Panel discussion to address recent Bartels book "Unequal Democracy," April 14
Department:Center for the Study of Democratic Politics
Audience:Open to the Public
The Woodrow Wilson School will host a panel discussion titled “Unequal Democracy,” at 4:30 p.m. on Monday, April 14, in Dodds Auditorium, Robertson Hall on the Princeton University campus. Panel discussants will include Jonathan Alter, columnist and senior editor of Newsweek magazine; Larry M. Bartels, the Donald E. Stokes Professor of Public and International Affairs at the Woodrow Wilson School and director of the Center for the Study of Democratic Politics; Paul R. Krugman, a professor of economics and international affairs at the School and New York Times columnist; and James A. Stimson, the Raymond Dawson Professor of Political Science at the University of North Carolina at Chapel Hill. Nolan McCarty, acting dean of the Woodrow Wilson School and the Susan Dod Brown Professor of Politics and Public Affairs, will moderate the panel.
Since 1991, Jonathan Alter has written a Newsweek column that examines politics, media and social and global issues. Alter is also an originator and author of the magazine’s weekly “Conventional Wisdom Watch,” which measures and lampoons the news. He frequently interviews American presidents and other world leaders, regularly breaks news and has authored more than 50 Newsweek cover stories.
Larry Bartels’ primary interests are in electoral politics, public opinion, and the mass media. His first book, “Presidential Primaries and the Dynamics of Public Choice,” won the American Political Science Association’s Woodrow Wilson Foundation Award for the year’s best book on government, politics, or international affairs. His most recent book “Unequal Democracy: The Political Economy of the New Gilded Age” (Princeton University Press, Russell Sage Foundation, 2008), analyzes the political causes and consequences of America's growing income gap.
Paul Krugman is the author or editor of dozens of books and several hundred articles, primarily about international trade and international finance. Krugman is also a columnist for The New York Times and writes monthly columns for Fortune Magazine and Slate. His most recent book “The Conscience of a Liberal” (W. W. Norton, 2007), studies the past eighty years of American history, from the reforms that tamed the inequality of the Gilded Age to the unraveling of that achievement and the reemergence of economic and political inequality since the 1970s.
Nolan McCarty’s areas of interest include U.S. politics, democratic political institutions, and political methodology. He is the recipient of the Robert Eckles Swain National Fellowship from the Hoover Institution and the John M. Olin Fellowship in Political Economy. His most recent book, co-authored with Keith Poole of the University of California, San Diego, and Howard Rosenthal of New York University, “Polarized America: The Dance of Ideology and Unequal Riches,” is an analysis of how the increasing polarization of American politics has been accompanied and accelerated by greater income inequality, rising immigration, and other social and economic changes.

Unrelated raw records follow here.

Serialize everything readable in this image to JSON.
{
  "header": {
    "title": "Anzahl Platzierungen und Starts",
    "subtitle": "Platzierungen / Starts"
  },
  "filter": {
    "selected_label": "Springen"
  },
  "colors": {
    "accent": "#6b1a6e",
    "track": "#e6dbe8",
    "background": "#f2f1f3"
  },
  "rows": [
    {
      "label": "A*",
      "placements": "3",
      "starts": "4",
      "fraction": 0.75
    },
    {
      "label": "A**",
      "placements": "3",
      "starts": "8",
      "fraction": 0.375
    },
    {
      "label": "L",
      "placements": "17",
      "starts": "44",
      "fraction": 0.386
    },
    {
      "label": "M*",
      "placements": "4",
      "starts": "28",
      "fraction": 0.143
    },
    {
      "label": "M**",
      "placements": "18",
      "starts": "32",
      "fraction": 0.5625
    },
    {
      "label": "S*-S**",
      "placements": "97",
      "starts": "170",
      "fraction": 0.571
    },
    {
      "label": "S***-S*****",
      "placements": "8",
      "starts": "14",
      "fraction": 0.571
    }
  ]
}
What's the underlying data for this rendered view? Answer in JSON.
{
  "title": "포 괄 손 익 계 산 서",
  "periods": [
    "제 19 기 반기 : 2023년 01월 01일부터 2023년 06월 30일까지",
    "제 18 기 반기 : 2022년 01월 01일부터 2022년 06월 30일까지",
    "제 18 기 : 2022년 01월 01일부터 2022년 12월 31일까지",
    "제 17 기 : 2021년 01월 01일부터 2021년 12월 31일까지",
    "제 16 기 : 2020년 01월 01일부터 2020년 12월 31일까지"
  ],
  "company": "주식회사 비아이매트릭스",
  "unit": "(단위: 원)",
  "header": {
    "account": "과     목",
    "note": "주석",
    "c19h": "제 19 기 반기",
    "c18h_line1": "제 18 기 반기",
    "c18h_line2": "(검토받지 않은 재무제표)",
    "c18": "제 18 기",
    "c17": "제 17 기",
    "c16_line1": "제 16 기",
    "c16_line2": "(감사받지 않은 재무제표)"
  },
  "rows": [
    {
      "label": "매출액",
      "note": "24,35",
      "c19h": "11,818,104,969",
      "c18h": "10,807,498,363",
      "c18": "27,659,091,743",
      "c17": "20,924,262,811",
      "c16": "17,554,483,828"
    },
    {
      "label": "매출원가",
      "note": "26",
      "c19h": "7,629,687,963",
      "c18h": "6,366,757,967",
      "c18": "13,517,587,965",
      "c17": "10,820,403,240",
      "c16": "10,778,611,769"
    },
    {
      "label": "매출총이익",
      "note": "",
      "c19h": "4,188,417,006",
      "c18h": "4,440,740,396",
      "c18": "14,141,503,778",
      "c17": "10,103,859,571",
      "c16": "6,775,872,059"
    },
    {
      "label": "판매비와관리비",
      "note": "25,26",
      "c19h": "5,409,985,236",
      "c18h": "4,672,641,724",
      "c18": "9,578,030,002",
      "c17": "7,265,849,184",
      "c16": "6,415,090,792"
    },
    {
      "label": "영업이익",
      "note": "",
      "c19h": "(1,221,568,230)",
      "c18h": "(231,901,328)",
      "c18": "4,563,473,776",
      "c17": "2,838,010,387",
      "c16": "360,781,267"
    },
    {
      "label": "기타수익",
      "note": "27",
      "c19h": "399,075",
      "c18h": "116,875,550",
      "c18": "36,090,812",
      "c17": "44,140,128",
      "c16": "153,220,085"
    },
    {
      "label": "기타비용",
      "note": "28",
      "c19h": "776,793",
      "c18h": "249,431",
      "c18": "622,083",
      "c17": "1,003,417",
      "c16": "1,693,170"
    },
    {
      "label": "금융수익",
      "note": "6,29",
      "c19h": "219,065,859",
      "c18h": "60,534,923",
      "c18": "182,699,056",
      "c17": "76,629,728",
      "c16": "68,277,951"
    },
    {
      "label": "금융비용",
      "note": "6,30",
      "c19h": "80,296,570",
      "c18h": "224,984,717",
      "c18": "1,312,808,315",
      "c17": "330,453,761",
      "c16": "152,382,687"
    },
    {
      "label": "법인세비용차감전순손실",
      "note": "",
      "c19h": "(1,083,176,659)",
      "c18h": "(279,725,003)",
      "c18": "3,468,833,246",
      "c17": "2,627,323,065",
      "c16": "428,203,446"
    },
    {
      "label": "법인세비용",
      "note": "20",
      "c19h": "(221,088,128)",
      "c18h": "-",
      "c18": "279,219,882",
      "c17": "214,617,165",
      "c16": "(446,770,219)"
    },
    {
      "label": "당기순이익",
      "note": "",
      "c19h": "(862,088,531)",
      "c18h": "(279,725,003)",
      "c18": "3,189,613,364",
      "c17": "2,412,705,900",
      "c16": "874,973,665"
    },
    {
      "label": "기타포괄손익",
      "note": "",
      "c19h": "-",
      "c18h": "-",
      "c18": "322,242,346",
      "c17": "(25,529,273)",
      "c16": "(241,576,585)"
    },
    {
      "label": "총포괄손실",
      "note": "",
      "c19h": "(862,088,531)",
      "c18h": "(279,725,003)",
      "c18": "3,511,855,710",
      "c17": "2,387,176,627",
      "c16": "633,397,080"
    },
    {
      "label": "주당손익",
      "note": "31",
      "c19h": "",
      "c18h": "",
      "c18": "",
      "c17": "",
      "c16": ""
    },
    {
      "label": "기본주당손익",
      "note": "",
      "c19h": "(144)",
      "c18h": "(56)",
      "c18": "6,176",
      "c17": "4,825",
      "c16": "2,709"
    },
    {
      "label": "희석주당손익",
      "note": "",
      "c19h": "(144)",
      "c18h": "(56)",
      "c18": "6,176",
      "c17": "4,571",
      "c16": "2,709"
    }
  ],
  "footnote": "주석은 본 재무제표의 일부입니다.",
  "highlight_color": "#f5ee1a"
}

Political scientist James Stimson’s research has focused on decision-making, public opinion in America, how public opinion shapes American politics and the evolution of race and reconstruction of American politics. Stimson has authored numerous books and has won the Eulau and Kammerer Awards of the American Political Science Association, the Chastain Award Graduate of the Southern Political Science Association, the Pi Sigma Alpha Award of the Midwest Political Science Association, and the Chancellor's Award for Excellence in Teaching from the State University of New York system.
This event is co-sponsored with the Woodrow Wilson School of Public and International Affairs and the Center for the Study of Democratic Politics. It is free and open to the public.